ACRED invests across five core credit strategies: senior corporate loans, asset-backed loans, high-liquidity quality bonds, opportunistic distressed assets, and structured debt (CLOs, RMBS, CMBS). It targets both stable yield and capital appreciation.
The minimum investment is $50,000, and tokens are issued as ERC-20s or native formats across Ethereum, Solana, Aptos, and Avalanche. As of 2025, it manages around $98M in total assets, has a NAV of $1,036, and charges a 2% annual management fee with no performance fee.
The Blockchain Capital III Digital Liquid Venture Fund (BCAP) is the world’s first tokenized venture fund, issued in 2017 by Blockchain Capital via a Singapore-based entity, TokenHub. It is also a Regulation D private offering with legal jurisdiction in the Cayman Islands.
BCAP invests in blockchain-native companies such as Coinbase, Circle, Kraken, Securitize, OpenSea, and Ripple, as well as assets like Filecoin, Bitcoin, and Ethereum. It follows a venture strategy using SAFEs, SAFTs, convertible notes, and private equity.
The minimum investment is $20,000. As of June 2025, it is distributed as an ERC-20 token on zkSync Era, with $148M in total assets, NAV of $16.29, a 2.5% management fee, and a 25% performance fee. Profit is distributed annually as carried interest, with some retained for reinvestment.
For tokenized securities to succeed, a suitable blockchain infrastructure is critical. Various players are competing in this space.
First, Ethereum and other EVM chains face structural limitations for tokenized securities. These securities must account for investor information (KYC), nationality, and eligibility, requiring added features. To solve this, many projects use specialized tokenization platforms like Securitize, which uses its proprietary DS Protocol to restrict token transfers based on investor credentials. Securitize handles major tokenized offerings from BlackRock, Apollo, and VanEck.

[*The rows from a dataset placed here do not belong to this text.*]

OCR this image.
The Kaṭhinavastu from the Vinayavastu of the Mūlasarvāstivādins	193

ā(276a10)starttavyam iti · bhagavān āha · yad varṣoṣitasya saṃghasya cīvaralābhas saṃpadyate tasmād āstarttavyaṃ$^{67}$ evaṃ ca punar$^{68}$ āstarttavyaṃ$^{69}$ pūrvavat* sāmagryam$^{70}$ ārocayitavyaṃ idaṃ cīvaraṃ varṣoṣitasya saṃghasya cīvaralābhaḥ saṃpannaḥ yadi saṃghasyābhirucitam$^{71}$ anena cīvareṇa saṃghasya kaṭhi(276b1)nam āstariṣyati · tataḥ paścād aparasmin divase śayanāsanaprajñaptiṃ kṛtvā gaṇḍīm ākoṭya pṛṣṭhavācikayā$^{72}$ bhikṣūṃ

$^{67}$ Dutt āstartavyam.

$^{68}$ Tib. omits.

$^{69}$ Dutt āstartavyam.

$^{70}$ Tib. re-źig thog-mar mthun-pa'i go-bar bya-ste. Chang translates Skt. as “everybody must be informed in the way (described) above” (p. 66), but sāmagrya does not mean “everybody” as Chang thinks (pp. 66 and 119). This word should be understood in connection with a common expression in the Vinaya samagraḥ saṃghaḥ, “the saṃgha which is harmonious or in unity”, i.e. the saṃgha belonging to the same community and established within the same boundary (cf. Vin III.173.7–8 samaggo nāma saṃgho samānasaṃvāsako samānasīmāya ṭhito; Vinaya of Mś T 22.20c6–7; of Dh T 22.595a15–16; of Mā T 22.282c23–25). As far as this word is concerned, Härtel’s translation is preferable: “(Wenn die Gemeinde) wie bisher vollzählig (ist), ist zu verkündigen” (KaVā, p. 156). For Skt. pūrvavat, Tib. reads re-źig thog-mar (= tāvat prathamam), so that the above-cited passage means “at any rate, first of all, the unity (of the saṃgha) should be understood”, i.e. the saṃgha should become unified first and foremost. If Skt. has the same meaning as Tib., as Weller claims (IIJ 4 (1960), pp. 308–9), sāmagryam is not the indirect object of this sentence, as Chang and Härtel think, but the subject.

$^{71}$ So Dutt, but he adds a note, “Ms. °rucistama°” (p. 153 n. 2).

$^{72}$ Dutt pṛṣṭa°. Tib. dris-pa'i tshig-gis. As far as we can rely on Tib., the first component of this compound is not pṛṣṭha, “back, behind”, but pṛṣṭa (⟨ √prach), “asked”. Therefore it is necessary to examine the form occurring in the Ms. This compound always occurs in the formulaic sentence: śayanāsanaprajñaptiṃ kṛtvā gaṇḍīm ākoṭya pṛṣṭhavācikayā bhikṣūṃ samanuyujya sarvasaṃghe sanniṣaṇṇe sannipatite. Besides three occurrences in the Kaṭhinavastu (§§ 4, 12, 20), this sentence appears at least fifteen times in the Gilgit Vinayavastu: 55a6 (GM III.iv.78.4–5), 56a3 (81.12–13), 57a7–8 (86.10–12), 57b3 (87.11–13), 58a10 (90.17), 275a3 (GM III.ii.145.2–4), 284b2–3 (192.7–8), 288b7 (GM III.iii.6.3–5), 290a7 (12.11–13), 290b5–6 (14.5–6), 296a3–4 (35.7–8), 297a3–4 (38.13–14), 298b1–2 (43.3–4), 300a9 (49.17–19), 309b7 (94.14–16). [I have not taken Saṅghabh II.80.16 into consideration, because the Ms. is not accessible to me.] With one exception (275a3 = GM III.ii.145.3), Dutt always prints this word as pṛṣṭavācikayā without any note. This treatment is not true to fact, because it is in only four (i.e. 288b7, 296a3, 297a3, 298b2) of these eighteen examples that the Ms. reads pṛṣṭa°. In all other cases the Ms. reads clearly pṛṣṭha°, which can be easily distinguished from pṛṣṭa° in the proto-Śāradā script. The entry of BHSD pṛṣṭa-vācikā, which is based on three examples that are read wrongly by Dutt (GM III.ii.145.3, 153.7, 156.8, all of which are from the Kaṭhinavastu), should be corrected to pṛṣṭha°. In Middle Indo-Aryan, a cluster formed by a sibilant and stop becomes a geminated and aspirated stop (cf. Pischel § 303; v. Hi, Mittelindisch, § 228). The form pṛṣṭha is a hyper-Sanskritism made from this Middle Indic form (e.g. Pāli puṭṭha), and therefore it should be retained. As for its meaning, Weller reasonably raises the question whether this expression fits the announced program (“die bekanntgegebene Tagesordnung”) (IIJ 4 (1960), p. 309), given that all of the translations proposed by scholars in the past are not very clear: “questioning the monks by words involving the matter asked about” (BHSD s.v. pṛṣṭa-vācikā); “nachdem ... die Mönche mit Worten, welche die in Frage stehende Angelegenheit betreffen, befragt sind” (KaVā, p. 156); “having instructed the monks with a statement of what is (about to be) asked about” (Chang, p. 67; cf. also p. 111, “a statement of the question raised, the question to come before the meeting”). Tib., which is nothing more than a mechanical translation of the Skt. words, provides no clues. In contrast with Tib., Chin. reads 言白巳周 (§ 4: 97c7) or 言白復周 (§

Other chains like Stellar provide this functionality natively. For example, Franklin Templeton’s BENJI is the largest tokenized fund on Stellar, thanks to its “trust-line” feature, which allows pre-approval of asset holders. Ripple has similar mechanics, which is why it’s increasingly mentioned in RWA tokenization contexts.
A third category involves private blockchain infrastructure. A key example is the Canton Network, which uses the Daml smart contract language and provides privacy by ensuring only participants see transaction data. The UST pilot mentioned above ran on Canton, and institutions like Circle, Hashnote, and Broadridge are testing on it.
From my perspective, the most critical factors for tokenized security infrastructure are:
Built-in RBAC (role-based access control)
Integration with fund back-office systems (e.g., accounting, trade matching, compliance)
Balance between public chain openness and private chain control
Delta Network aims to meet these requirements through its two-tier architecture, consisting of a global asset ledger and private domains.
Tokenized securities are not just the next stage of stablecoins; they represent one of the most practical use cases for KRW stablecoins. In the U.S., traditional financial institutions are already tokenizing treasuries, private funds, and real estate, creating new onchain financial infrastructure.
Korea, too, if considering KRW stablecoin issuance, should also explore tokenized securities (STOs). As mentioned in Rep. Min Byung-deok’s interview, it is desirable to jointly pursue the so-called “Digital Asset Three-Laws”—comprising the Digital Asset Basic Act, STO framework, and crypto ETF policies. Such an integrated approach is essential for KRW stablecoins to become truly central to the digital asset ecosystem.